Iterative design, 3D printing, co-creation and marshmallows

3D printing makes it possible to produce unique one-off designs for reasonable costs. This enables designers to implement design improvements based on customer-feedback. It is one of the aspects of co-creation where consumers and designers work together on a design.
Using iterative design a design can stay relevant for longer times — theoretically even forever. Technological capabilities are constantly improving and products can take advantage of that by using the new capabilities of the design. Also the expectations on what is fashionable and what is not changes over time. And last user experience can be used as input to improve function. Parts can break due to wear and tear.

Traditionally the concept of iterative design is employed within product design teams. You see it a lot in software development — especially in agile development environments. Developers or designers quickly deliver a prototype which is shared with the whole team and sometimes customers. They provide feedback which is used an input for the next iteration cycle. Also the open source software development mantra “release early, release often” is trying to achieve the same thing.

New technologies like the internet but also 3D printing make it possible to bring the product development cycle into the open and allows for faster feedback cycles. Especially on-demand production and zero stock policies make it possible to adapt a product design immediately.

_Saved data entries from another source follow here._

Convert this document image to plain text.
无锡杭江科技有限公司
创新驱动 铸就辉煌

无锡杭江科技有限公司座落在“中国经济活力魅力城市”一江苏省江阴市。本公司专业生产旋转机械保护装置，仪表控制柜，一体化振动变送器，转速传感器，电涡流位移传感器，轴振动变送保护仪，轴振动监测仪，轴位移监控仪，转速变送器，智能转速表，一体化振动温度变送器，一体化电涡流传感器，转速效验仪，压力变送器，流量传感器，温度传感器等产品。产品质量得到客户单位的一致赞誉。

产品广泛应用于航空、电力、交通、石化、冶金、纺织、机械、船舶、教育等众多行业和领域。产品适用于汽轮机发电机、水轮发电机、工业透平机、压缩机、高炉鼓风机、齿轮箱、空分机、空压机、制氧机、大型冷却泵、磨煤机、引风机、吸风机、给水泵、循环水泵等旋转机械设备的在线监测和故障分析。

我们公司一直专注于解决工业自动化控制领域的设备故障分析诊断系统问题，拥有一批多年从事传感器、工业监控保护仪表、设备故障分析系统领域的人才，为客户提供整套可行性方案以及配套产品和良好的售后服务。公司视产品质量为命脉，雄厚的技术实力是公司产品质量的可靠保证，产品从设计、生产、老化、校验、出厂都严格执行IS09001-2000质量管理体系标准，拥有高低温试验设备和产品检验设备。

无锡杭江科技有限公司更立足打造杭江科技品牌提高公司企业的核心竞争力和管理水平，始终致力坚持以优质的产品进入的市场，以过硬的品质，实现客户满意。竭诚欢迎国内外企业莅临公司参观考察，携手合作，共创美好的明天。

There is a game often used to in team training session which is called the Marshmallow Challenge. Each team gets 1m / 3ft tape, 1m / 3ft string, 20 sticks of spaghetti and a marshmallow. The objective is to build the highest stable freestanding structure with the marshmallow on top. It is interesting that children are much better at this than adults. Children start building immediately and start over when they fail. Effectively they are using iterative design to come quickly to the best solution.